1. Minnesota carrier brings Carrier Ethernet service over fiber rings to smaller businesses

    CEN Feature (May 25 2010)

    1. Minnesota carrier brings Carrier Ethernet service over fiber rings to smaller businesses

      In recent years, we’ve begun to take it for granted that large office buildings in major metropolitan areas should have fiber that supports carrier-grade Ethernet connectivity directly into the building—often with multiple carriers from which to choose. But where smaller businesses are concerned, it’s a different story.

       

      To get high-speed connectivity, many smaller companies must rely on tail circuits, often available only from the incumbent carrier. The cost of that option often is out of reach of smaller companies, and a single fiber cut can put the company out of service.

       

      Velocity, a competitive carrier based in the Minneapolis/St. Paul area, aims to change that. http://www.velocitytelephone.com/aboutus.html The company recently began providing more affordable high-speed connectivity and a higher level of resiliency for smaller businesses by extending its existing fiber rings to those businesses and using them to deliver scalable Ethernet services that offer reroute protection in the event of a fiber cut.

       

      According to Velocity President Jim Hickle, what’s made this approach possible where it wasn’t in the past is a decline in the price of dense wavelength division multiplexing technology.

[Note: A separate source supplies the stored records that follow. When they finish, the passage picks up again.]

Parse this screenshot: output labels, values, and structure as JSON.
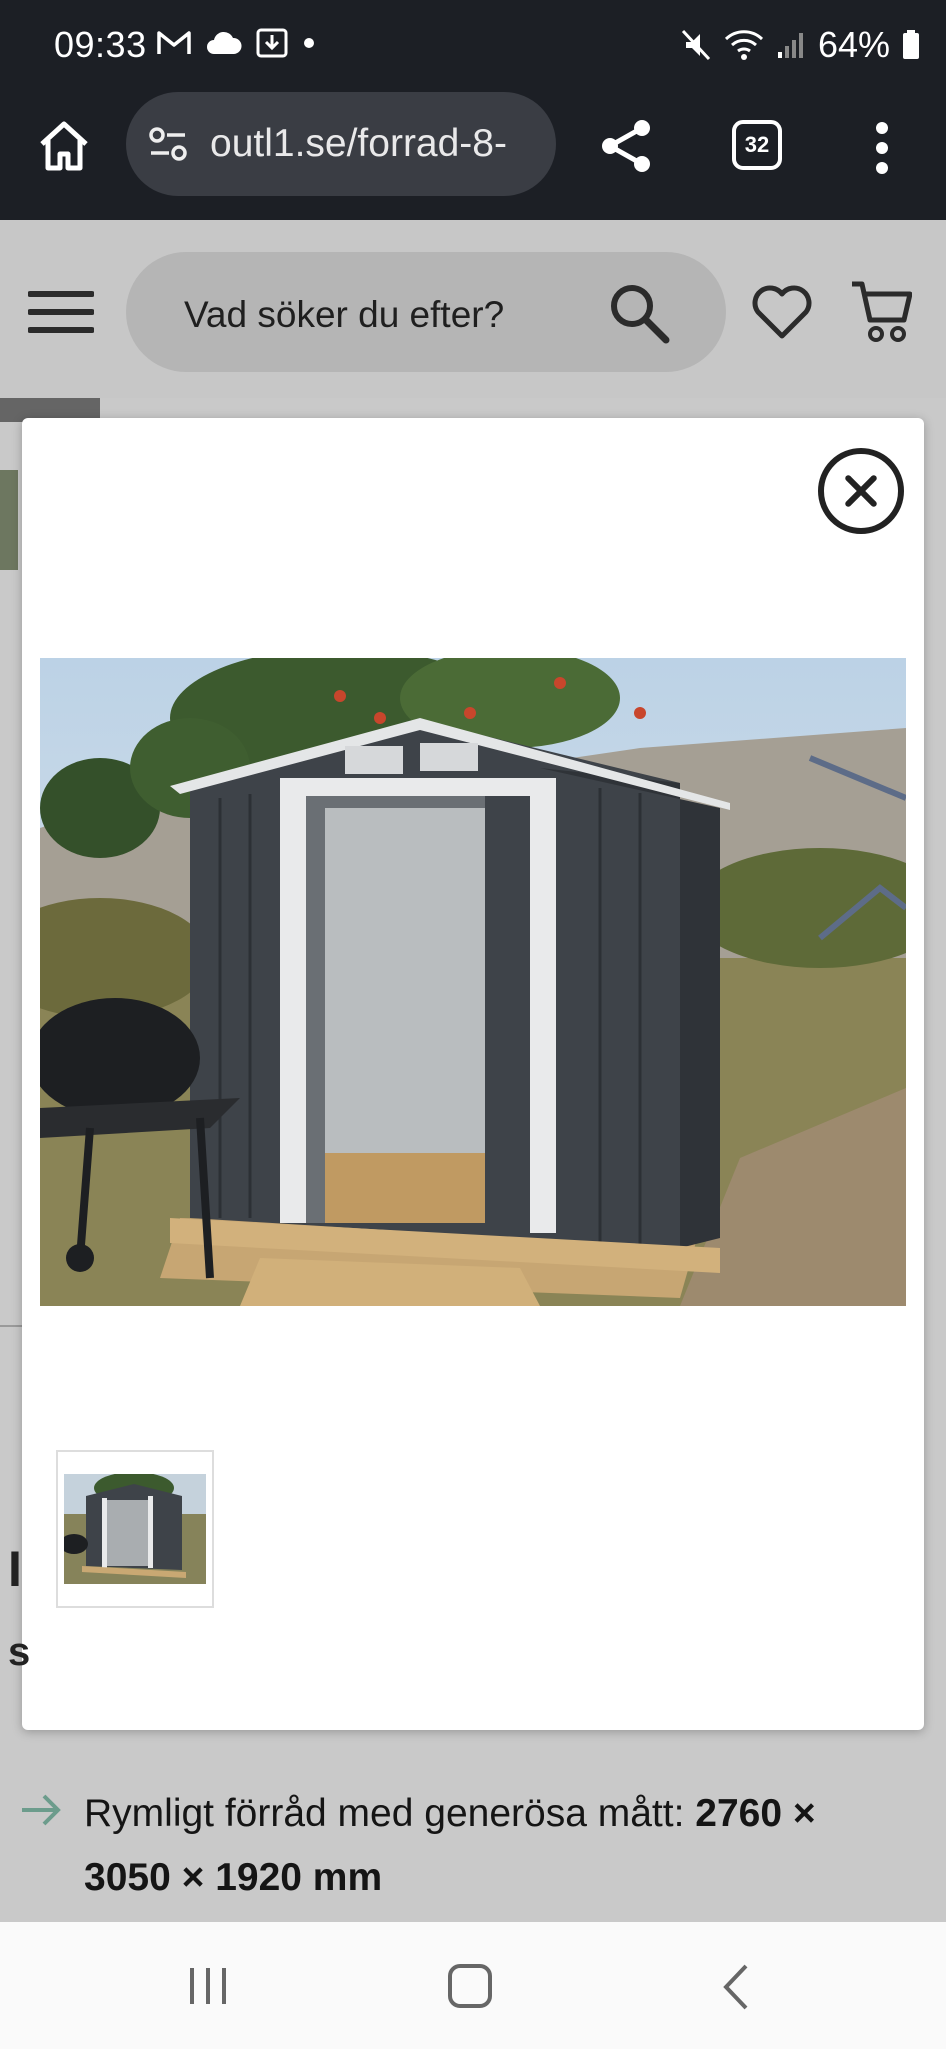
{
  "status": {
    "time": "09:33",
    "battery": "64%",
    "left_icons": [
      "gmail-icon",
      "cloud-icon",
      "download-icon",
      "dot-icon"
    ],
    "right_icons": [
      "mute-icon",
      "wifi-icon",
      "signal-icon",
      "battery-icon"
    ]
  },
  "browser": {
    "url": "outl1.se/forrad-8-",
    "tab_count": "32"
  },
  "site": {
    "search_placeholder": "Vad söker du efter?"
  },
  "modal": {
    "image_alt": "Mörkgrått metallförråd med skjutdörrar på trädäck",
    "thumbnail_count": 1
  },
  "page": {
    "bullet_prefix": "Rymligt förråd med generösa mått: ",
    "bullet_strong": "2760 × 3050 × 1920 mm"
  },
  "colors": {
    "status_bg": "#1c1f25",
    "url_bg": "#3a3d44",
    "overlay": "#c9c9c9",
    "shed": "#3e4349"
  }
}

And if it takes two fiber cuts to take a customer out of service, that means the company can take its time responding to reports of a single fiber cut, which also helps minimize service costs, Hickle says. 

       

      Hickle estimates that smaller business customers can get 10 MB/s of symmetrical Internet and voice service and save as much as 30 percent compared to what they would have paid previously for slower service based on T-1 lines.

       

      The improved DWDM economics that Hickle has seen may not be available to every carrier. Velocity’s approach requires a certain concentration of smaller business customers to work. But if it works in the Twin Cities, there ought to be other markets where a similar approach could be viable.